おたふく 予防接種 教えて!ドクター
おたふくかぜってどんな病気でしょう?「耳の下がはれて、痛くなる病気でしょ」「男の人ではこう丸炎になって大変だとか」「髄膜炎ってのもあるって聞いたけど」。そうです、おたふくかぜ(流行性耳下腺炎)は、耳の下にある耳下腺がはれるだけでなく、全身のあちこちに炎症を起こすことがある病気です。怖いのは男性だけではありません。女性でも妊娠中にかかると流産を起こす原因になります。そして、おたふくかぜにかかった人の千人に一人が重症の難聴(ムンプス難聴)になってしまうのです。
おたふくかぜは、かかっている人の咳やくしゃみから飛沫感染でうつります。2〜3週間の潜伏期間をおいて急に耳の下が痛むなどで発症します。発症の数日前から、はれが引くまでの間は感染力があります。不顕性感染といって、耳下腺のはれない人も3割ほどいます。耳下腺がはれなくても髄膜炎になったり難聴になることもあります。

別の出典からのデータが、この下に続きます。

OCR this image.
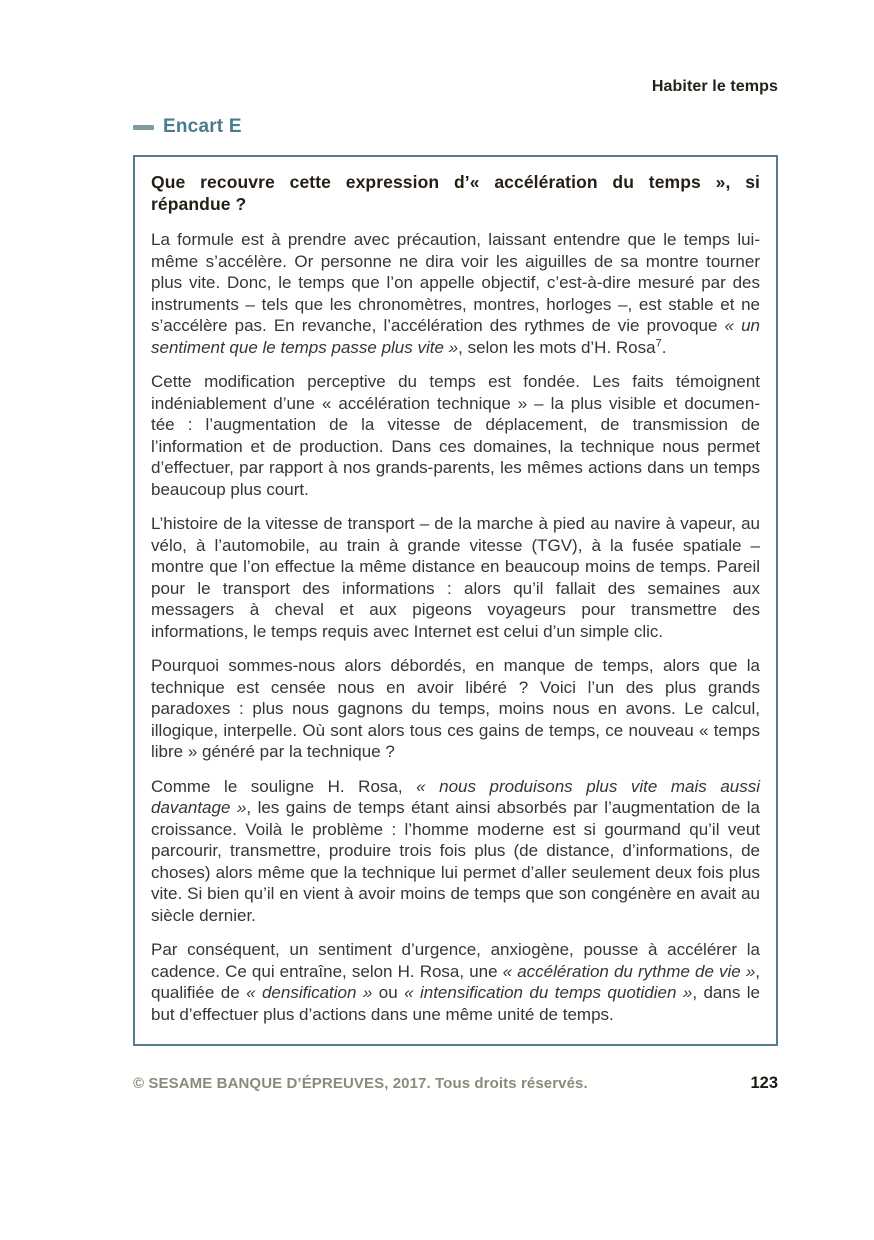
Habiter le temps
Encart E

Que recouvre cette expression d’« accélération du temps », si répandue ?

La formule est à prendre avec précaution, laissant entendre que le temps lui-même s’accélère. Or personne ne dira voir les aiguilles de sa montre tourner plus vite. Donc, le temps que l’on appelle objectif, c’est-à-dire mesuré par des instruments – tels que les chronomètres, montres, horloges –, est stable et ne s’accélère pas. En revanche, l’accélération des rythmes de vie provoque « un sentiment que le temps passe plus vite », selon les mots d’H. Rosa$^7$.

Cette modification perceptive du temps est fondée. Les faits témoignent indéniablement d’une « accélération technique » – la plus visible et documentée : l’augmentation de la vitesse de déplacement, de transmission de l’information et de production. Dans ces domaines, la technique nous permet d’effectuer, par rapport à nos grands-parents, les mêmes actions dans un temps beaucoup plus court.

L’histoire de la vitesse de transport – de la marche à pied au navire à vapeur, au vélo, à l’automobile, au train à grande vitesse (TGV), à la fusée spatiale – montre que l’on effectue la même distance en beaucoup moins de temps. Pareil pour le transport des informations : alors qu’il fallait des semaines aux messagers à cheval et aux pigeons voyageurs pour transmettre des informations, le temps requis avec Internet est celui d’un simple clic.

Pourquoi sommes-nous alors débordés, en manque de temps, alors que la technique est censée nous en avoir libéré ? Voici l’un des plus grands paradoxes : plus nous gagnons du temps, moins nous en avons. Le calcul, illogique, interpelle. Où sont alors tous ces gains de temps, ce nouveau « temps libre » généré par la technique ?

Comme le souligne H. Rosa, « nous produisons plus vite mais aussi davantage », les gains de temps étant ainsi absorbés par l’augmentation de la croissance. Voilà le problème : l’homme moderne est si gourmand qu’il veut parcourir, transmettre, produire trois fois plus (de distance, d’informations, de choses) alors même que la technique lui permet d’aller seulement deux fois plus vite. Si bien qu’il en vient à avoir moins de temps que son congénère en avait au siècle dernier.

Par conséquent, un sentiment d’urgence, anxiogène, pousse à accélérer la cadence. Ce qui entraîne, selon H. Rosa, une « accélération du rythme de vie », qualifiée de « densification » ou « intensification du temps quotidien », dans le but d’effectuer plus d’actions dans une même unité de temps.

© SESAME BANQUE D’ÉPREUVES, 2017. Tous droits réservés.	123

おたふくかぜに有効な治療薬はありません。安静にしてはれているところを冷やしたり、痛み止めを使うなどで5〜14日ほどかかって治っていくのを待つだけです。こう丸炎やおたふくかぜによる髄膜炎は自然に治りますが、難聴は今の医学でも治す方法がありません。ムンプス難聴は耳の奥、内耳という部分の炎症で、耳鳴りがしたり、平衡感覚がおかしくなってふらついたり、吐いたりすることもあります。ふらつきや吐き気は次第に軽くなりますが、耳の聞こえはよくなりません。多くの場合片耳がまったく聞こえなくなってしまいます。
ムンプス難聴を防ぐには、予防接種しかありません。
おたふくかぜは、人から人にうつる病気です。一旦流行するとかなりの人がかかるので、その後数年間は流行せず、免疫を持たない人が増えるとふたたび流行します。みんながワクチンを受けて免疫をつけると、おたふくかぜは流行しなくなります。多くの国々では、はしか・風しん・おたふくかぜのMMRワクチンを無料で2回受けることができ、今ではおたふくかぜにかかる人はほとんどいません。

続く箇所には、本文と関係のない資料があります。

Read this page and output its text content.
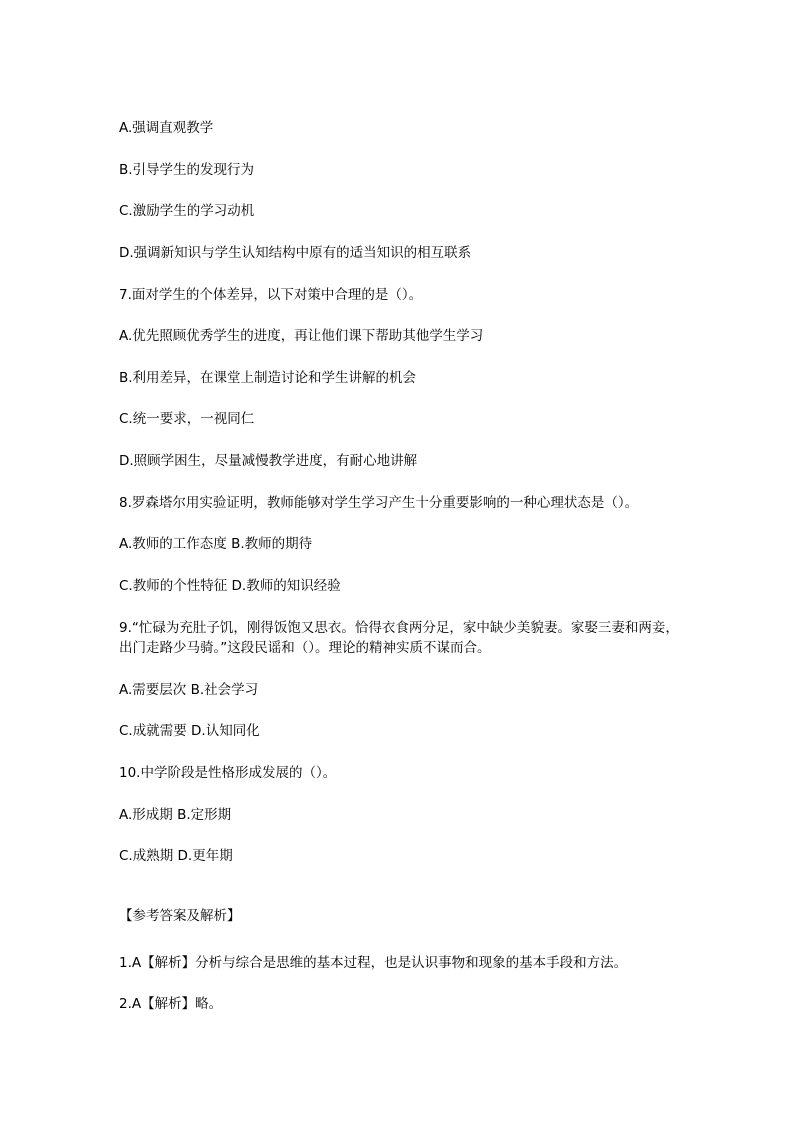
A.强调直观教学
B.引导学生的发现行为
C.激励学生的学习动机
D.强调新知识与学生认知结构中原有的适当知识的相互联系
7.面对学生的个体差异，以下对策中合理的是（）。
A.优先照顾优秀学生的进度，再让他们课下帮助其他学生学习
B.利用差异，在课堂上制造讨论和学生讲解的机会
C.统一要求，一视同仁
D.照顾学困生，尽量减慢教学进度，有耐心地讲解
8.罗森塔尔用实验证明，教师能够对学生学习产生十分重要影响的一种心理状态是（）。
A.教师的工作态度 B.教师的期待
C.教师的个性特征 D.教师的知识经验
9.“忙碌为充肚子饥，刚得饭饱又思衣。恰得衣食两分足，家中缺少美貌妻。家娶三妻和两妾，出门走路少马骑。”这段民谣和（）。理论的精神实质不谋而合。
A.需要层次 B.社会学习
C.成就需要 D.认知同化
10.中学阶段是性格形成发展的（）。
A.形成期 B.定形期
C.成熟期 D.更年期
【参考答案及解析】
1.A【解析】分析与综合是思维的基本过程，也是认识事物和现象的基本手段和方法。
2.A【解析】略。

日本でもMMRワクチンが使用された時期がありましたが、ワクチンによる無菌性髄膜炎になる人が多く出たため、中止となってしまいました。副反応をゼロにすることは理想ですが、そのようなワクチンは実際にはありません。髄膜炎になる可能性はワクチン接種後は数千人に一人ですが、自然にかかると数十人に一人です。自然にかかるほうがずっと危険ですね。そしておたふくかぜの髄膜炎は後遺症なく治りますが、ムンプス難聴は治らないのです。

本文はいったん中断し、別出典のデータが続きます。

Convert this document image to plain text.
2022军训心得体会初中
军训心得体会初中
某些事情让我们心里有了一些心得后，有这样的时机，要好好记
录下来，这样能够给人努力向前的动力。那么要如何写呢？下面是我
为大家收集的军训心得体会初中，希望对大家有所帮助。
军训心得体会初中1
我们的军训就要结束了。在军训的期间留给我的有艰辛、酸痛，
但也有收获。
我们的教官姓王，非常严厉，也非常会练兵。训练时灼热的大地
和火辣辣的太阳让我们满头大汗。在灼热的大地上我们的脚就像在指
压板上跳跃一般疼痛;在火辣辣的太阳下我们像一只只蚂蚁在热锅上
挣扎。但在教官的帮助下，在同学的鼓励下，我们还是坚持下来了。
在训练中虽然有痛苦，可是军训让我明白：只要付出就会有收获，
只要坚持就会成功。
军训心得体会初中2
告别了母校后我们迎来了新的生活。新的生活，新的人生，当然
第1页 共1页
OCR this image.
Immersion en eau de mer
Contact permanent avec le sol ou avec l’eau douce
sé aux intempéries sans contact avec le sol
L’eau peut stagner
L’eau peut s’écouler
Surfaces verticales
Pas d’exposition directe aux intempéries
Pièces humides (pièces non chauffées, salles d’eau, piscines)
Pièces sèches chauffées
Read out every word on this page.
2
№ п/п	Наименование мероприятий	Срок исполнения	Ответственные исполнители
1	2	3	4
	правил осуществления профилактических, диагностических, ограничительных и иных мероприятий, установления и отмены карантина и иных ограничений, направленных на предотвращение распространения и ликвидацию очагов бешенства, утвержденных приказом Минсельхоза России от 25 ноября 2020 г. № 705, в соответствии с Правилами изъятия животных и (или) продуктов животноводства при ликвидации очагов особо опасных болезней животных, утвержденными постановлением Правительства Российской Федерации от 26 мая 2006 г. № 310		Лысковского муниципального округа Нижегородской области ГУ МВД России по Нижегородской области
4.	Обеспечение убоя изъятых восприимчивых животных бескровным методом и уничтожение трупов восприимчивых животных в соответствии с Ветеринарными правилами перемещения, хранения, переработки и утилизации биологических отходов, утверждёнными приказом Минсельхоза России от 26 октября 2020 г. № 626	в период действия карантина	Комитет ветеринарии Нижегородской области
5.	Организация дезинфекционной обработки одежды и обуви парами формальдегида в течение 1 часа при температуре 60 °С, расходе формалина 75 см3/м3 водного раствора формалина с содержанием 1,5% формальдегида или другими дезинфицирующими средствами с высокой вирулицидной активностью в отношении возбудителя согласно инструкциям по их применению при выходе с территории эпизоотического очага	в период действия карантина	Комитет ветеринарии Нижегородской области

MMRワクチンの使用中止後、日本ではおたふくかぜワクチンは定期接種になっていませんが、決して必要のないワクチンではありません。専門家と称する方にも自然にかかることを勧める方がいますが、本当にそんなリスクをおかしてよいものでしょうか?保護者の皆さんに必要かどうかを判断していただいて是非受けていただきたいワクチンです。
子どもからうつってしまい、保護者が重症になることも珍しくありません。おたふくかぜワクチンは1歳以上であれば大人も含めて誰でも受けることができます。血液検査で抗体があるかどうかを調べることもできますが、免疫のある人がワクチンを受けても問題はありません。安心して受けてください。